Scientists see promise in ongoing research to identify pesticides, parasites or genetic vulnerabilities capable of suppressing the shellfish en masse. But those technologies won’t be perfected for years to decades and public funding for research is meager.
The primary federal grant program for Great Lakes science has allocated $14 million since 2010 — less than 4% of the US budget for invasive sea lamprey control and one-ninetieth of the $1.2 billion plan to keep invasive carp out of the lakes.
“It’s really just a drop in the bucket of what’s needed,” said Samantha Tank, who oversees aquatic invasive species efforts for the regional Great Lakes Commission.
A fishing ban may not help
In nearly every other collapsing fishery around the globe, the culprit is overfishing — a problem with an easy regulatory fix.
“You have to tie boats up at the dock,” said Grantly Galland, project director for international fisheries with the Pew Charitable Trusts. The sacrifice pays off when stocks recover.
That’s not the case here.
After decades of lackluster reproduction, many whitefish left in the lakes are now elderly. They’ll soon die of old age if fishers don’t catch them first.
“There’s no regulatory fix for what the problem is,” said Steve Lenart, a fish biologist with the Michigan Department of Natural Resources.
Still, state and tribal regulators have been gradually lowering catch limits, hoping to buy time while researchers figure out how to suppress the mussels.

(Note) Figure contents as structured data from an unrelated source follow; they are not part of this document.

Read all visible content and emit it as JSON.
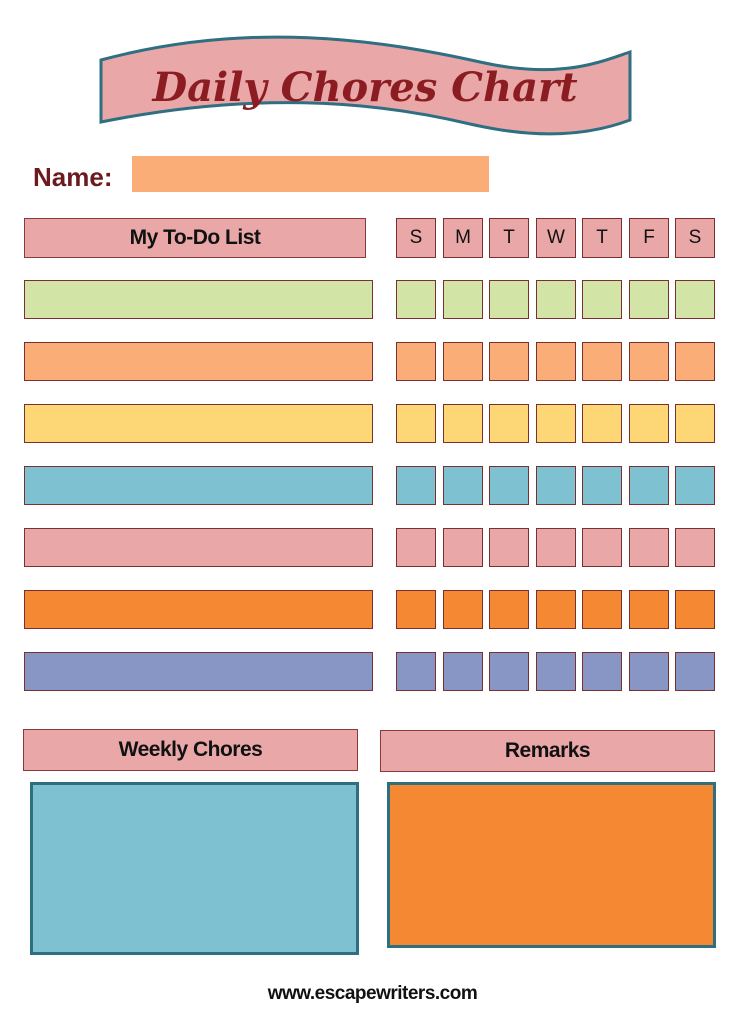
{
  "title": "Daily Chores Chart",
  "name_label": "Name:",
  "name_value": "",
  "todo_header": "My To-Do List",
  "days": [
    "S",
    "M",
    "T",
    "W",
    "T",
    "F",
    "S"
  ],
  "row_colors": [
    "#d2e4a6",
    "#fbad78",
    "#fdd775",
    "#7ec2d1",
    "#eaa7a8",
    "#f58832",
    "#8796c4"
  ],
  "colors": {
    "header": "#eaa7a8",
    "title_text": "#8b1d22",
    "banner_border": "#2f6f82",
    "name_field": "#fbad78",
    "weekly_box": "#7ec2d1",
    "remarks_box": "#f58832"
  },
  "weekly_header": "Weekly Chores",
  "remarks_header": "Remarks",
  "footer": "www.escapewriters.com"
}
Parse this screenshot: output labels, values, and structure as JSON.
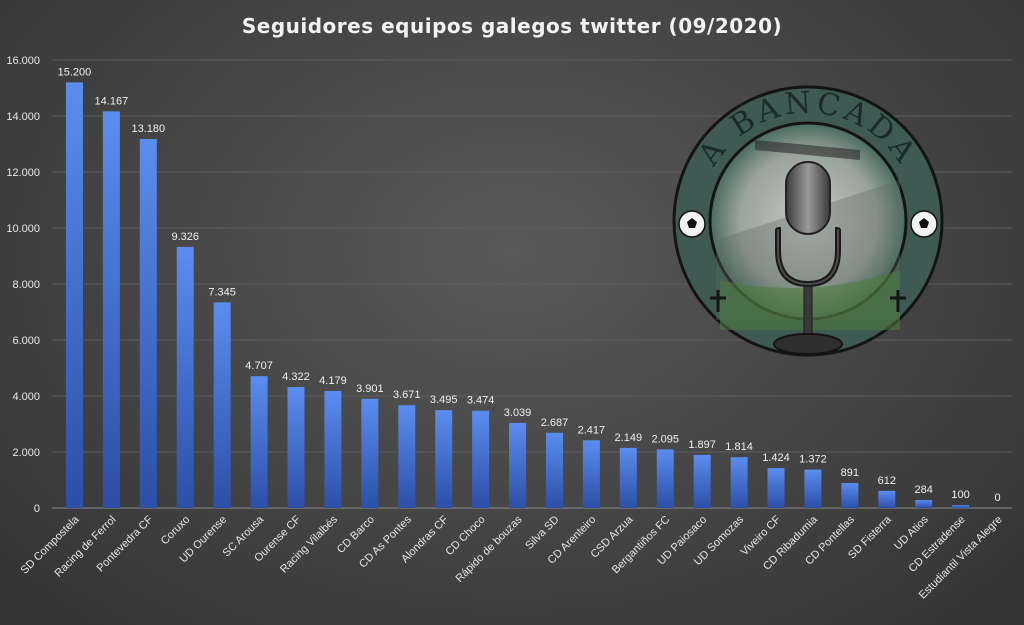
{
  "chart_data": {
    "type": "bar",
    "title": "Seguidores  equipos  galegos  twitter  (09/2020)",
    "categories": [
      "SD Compostela",
      "Racing de Ferrol",
      "Pontevedra CF",
      "Coruxo",
      "UD Ourense",
      "SC Arousa",
      "Ourense CF",
      "Racing Vilalbés",
      "CD Barco",
      "CD As Pontes",
      "Alondras CF",
      "CD Choco",
      "Rápido de bouzas",
      "Silva SD",
      "CD Arenteiro",
      "CSD Arzua",
      "Bergantiños FC",
      "UD Paiosaco",
      "UD Somozas",
      "Viveiro CF",
      "CD Ribadumia",
      "CD Pontellas",
      "SD Fisterra",
      "UD Atios",
      "CD Estradense",
      "Estudiantil Vista Alegre"
    ],
    "values": [
      15200,
      14167,
      13180,
      9326,
      7345,
      4707,
      4322,
      4179,
      3901,
      3671,
      3495,
      3474,
      3039,
      2687,
      2417,
      2149,
      2095,
      1897,
      1814,
      1424,
      1372,
      891,
      612,
      284,
      100,
      0
    ],
    "data_labels": [
      "15.200",
      "14.167",
      "13.180",
      "9.326",
      "7.345",
      "4.707",
      "4.322",
      "4.179",
      "3.901",
      "3.671",
      "3.495",
      "3.474",
      "3.039",
      "2.687",
      "2.417",
      "2.149",
      "2.095",
      "1.897",
      "1.814",
      "1.424",
      "1.372",
      "891",
      "612",
      "284",
      "100",
      "0"
    ],
    "ylim": [
      0,
      16000
    ],
    "yticks": [
      0,
      2000,
      4000,
      6000,
      8000,
      10000,
      12000,
      14000,
      16000
    ],
    "ytick_labels": [
      "0",
      "2.000",
      "4.000",
      "6.000",
      "8.000",
      "10.000",
      "12.000",
      "14.000",
      "16.000"
    ],
    "xlabel": "",
    "ylabel": "",
    "grid": true,
    "colors": {
      "bar_top": "#5b8def",
      "bar_bottom": "#2c4fa8",
      "text": "#e6e6e6"
    }
  },
  "logo": {
    "text": "A BANCADA",
    "icon": "microphone-icon",
    "colors": {
      "ring": "#3f5a54",
      "outline": "#151515"
    }
  }
}
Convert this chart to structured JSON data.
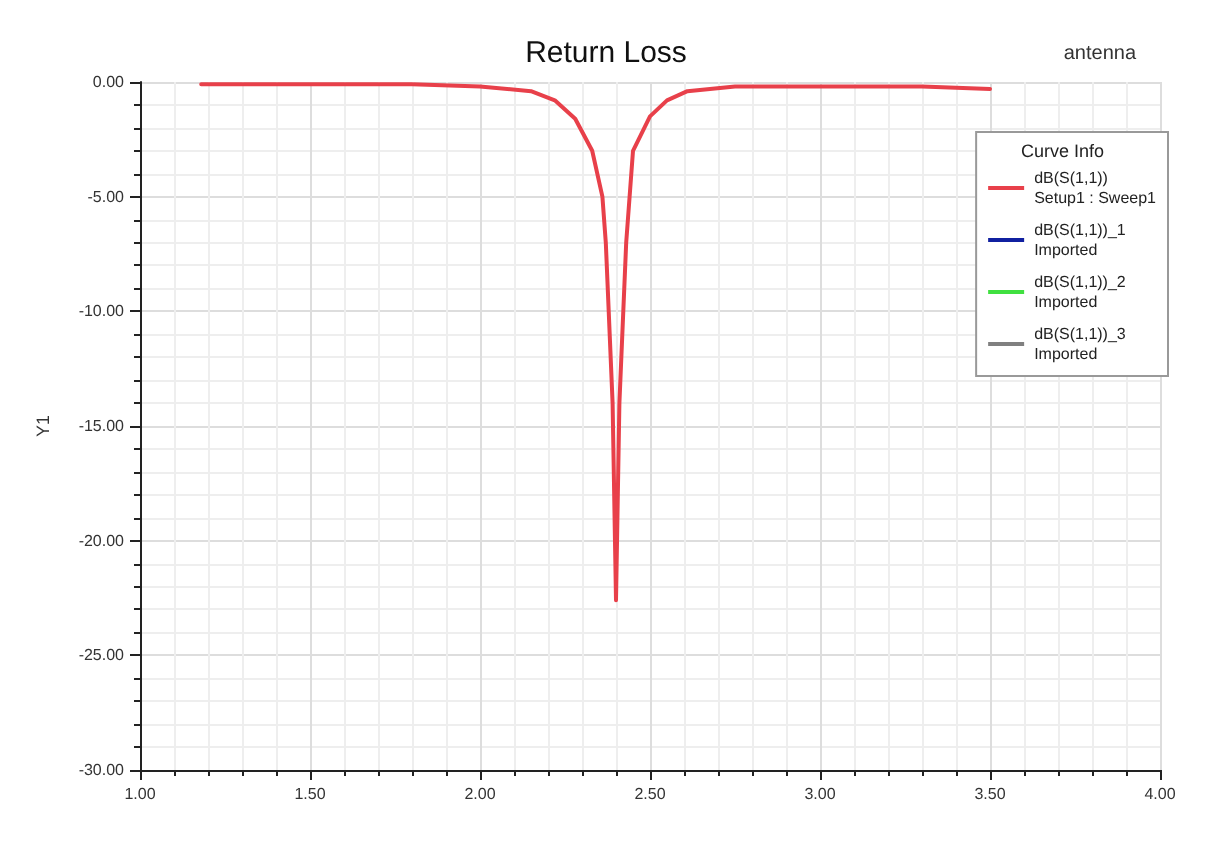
{
  "chart_data": {
    "type": "line",
    "title": "Return Loss",
    "ylabel": "Y1",
    "legend_title": "Curve Info",
    "annotations": [
      "antenna"
    ],
    "x": [
      1.18,
      1.5,
      1.8,
      2.0,
      2.15,
      2.22,
      2.28,
      2.33,
      2.36,
      2.37,
      2.39,
      2.4,
      2.41,
      2.43,
      2.45,
      2.5,
      2.55,
      2.61,
      2.75,
      3.0,
      3.3,
      3.5
    ],
    "series": [
      {
        "name": "dB(S(1,1))\nSetup1 : Sweep1",
        "color": "#e8404a",
        "values": [
          -0.1,
          -0.1,
          -0.1,
          -0.2,
          -0.4,
          -0.8,
          -1.6,
          -3,
          -5,
          -7,
          -14,
          -22.6,
          -14,
          -7,
          -3,
          -1.5,
          -0.8,
          -0.4,
          -0.2,
          -0.2,
          -0.2,
          -0.3
        ]
      },
      {
        "name": "dB(S(1,1))_1\nImported",
        "color": "#1020a0",
        "values": [
          null,
          null,
          null,
          null,
          null,
          null,
          null,
          null,
          null,
          null,
          null,
          null,
          null,
          null,
          null,
          null,
          null,
          null,
          null,
          null,
          null,
          null
        ]
      },
      {
        "name": "dB(S(1,1))_2\nImported",
        "color": "#40e040",
        "values": [
          null,
          null,
          null,
          null,
          null,
          null,
          null,
          null,
          null,
          null,
          null,
          null,
          null,
          null,
          null,
          null,
          null,
          null,
          null,
          null,
          null,
          null
        ]
      },
      {
        "name": "dB(S(1,1))_3\nImported",
        "color": "#808080",
        "values": [
          null,
          null,
          null,
          null,
          null,
          null,
          null,
          null,
          null,
          null,
          null,
          null,
          null,
          null,
          null,
          null,
          null,
          null,
          null,
          null,
          null,
          null
        ]
      }
    ],
    "xlim": [
      1,
      4
    ],
    "xticks": [
      {
        "value": 1,
        "label": "1.00"
      },
      {
        "value": 1.5,
        "label": "1.50"
      },
      {
        "value": 2,
        "label": "2.00"
      },
      {
        "value": 2.5,
        "label": "2.50"
      },
      {
        "value": 3,
        "label": "3.00"
      },
      {
        "value": 3.5,
        "label": "3.50"
      },
      {
        "value": 4,
        "label": "4.00"
      }
    ],
    "ylim": [
      -30,
      0
    ],
    "yticks": [
      {
        "value": -30,
        "label": "-30.00"
      },
      {
        "value": -25,
        "label": "-25.00"
      },
      {
        "value": -20,
        "label": "-20.00"
      },
      {
        "value": -15,
        "label": "-15.00"
      },
      {
        "value": -10,
        "label": "-10.00"
      },
      {
        "value": -5,
        "label": "-5.00"
      },
      {
        "value": 0,
        "label": "0.00"
      }
    ],
    "grid": true,
    "legend": "top right",
    "marker": "none",
    "line_style": "solid"
  }
}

All-out bans could be coming soon to some areas of the lakes.
There’s one lake still standing
The collapse in the lower lakes — which historically have provided more than 80% of Michigan’s commercial whitefish catch — has prompted more harvest from Lake Superior.
There, whitefish stocks remain healthy because invasive mussels remain scarce. A lack of calcium in the water makes it hard for the bivalves to build their shells and cold water stifles their reproduction.
But there are two catches.
One, Lake Superior’s whitefish stocks have always been small compared to those in lakes Michigan and Huron. The Big Lake is simply incapable of producing enough fish to compensate for the lower lakes’ collapse.
And two, invasive mussels are making inroads in Lake Superior as pleasure boats and shipping freighters spread them from place to place. It’s not yet clear whether they could proliferate enough to cause the kind of damage they’ve inflicted down south.
“We’re insulated, but we’re not immune,” said National Parks Service scientist Lauren Isbell, who does research on Isle Royale.
Bleakness comes with a side of hope
Whitefish aren’t alone in their struggle. In Michigan, 407 species are listed as threatened or endangered, while a dearth of data may doom others to fade away unnoticed.
It’s part of a global extinction crisis caused by sprawling development, pollution, climate change and the spread of invasive species that has put more than 1 million species at risk. More losses are likely unless humans change their ways.
“We can’t just do what we’ve been doing for the last 100 years and expect things to change,” said Michael Monfils, director of the Michigan Natural Features Inventory.
The good news is, scientists are getting good at last-ditch rescue efforts. Some have begun to pitch one for whitefish.
Think of it like Noah’s Ark for fish. A small number would be relocated to inland ponds or small lakes, where they would remain indefinitely until the Great Lakes mussel invasion subsides.
“We need to make sure that, 20 years from now, if the lake is ready again, we can return the descendants of fish that came from here,” said Jason Smith, a scientist with the Bay Mills Indian Community.
Ponds already offer plenty of food and shelter for fish, making them a cheaper and more humane alternative to raising whitefish in the cramped concrete raceways of a fish hatchery.
Such extreme-sounding species preservation efforts are growing commonplace as humans push nature to the brink. Around the world, nonprofits and governments are cryogenically freezing endangered animals’ DNA, establishing massive seed libraries and even cloning rare animals to stave off inbreeding.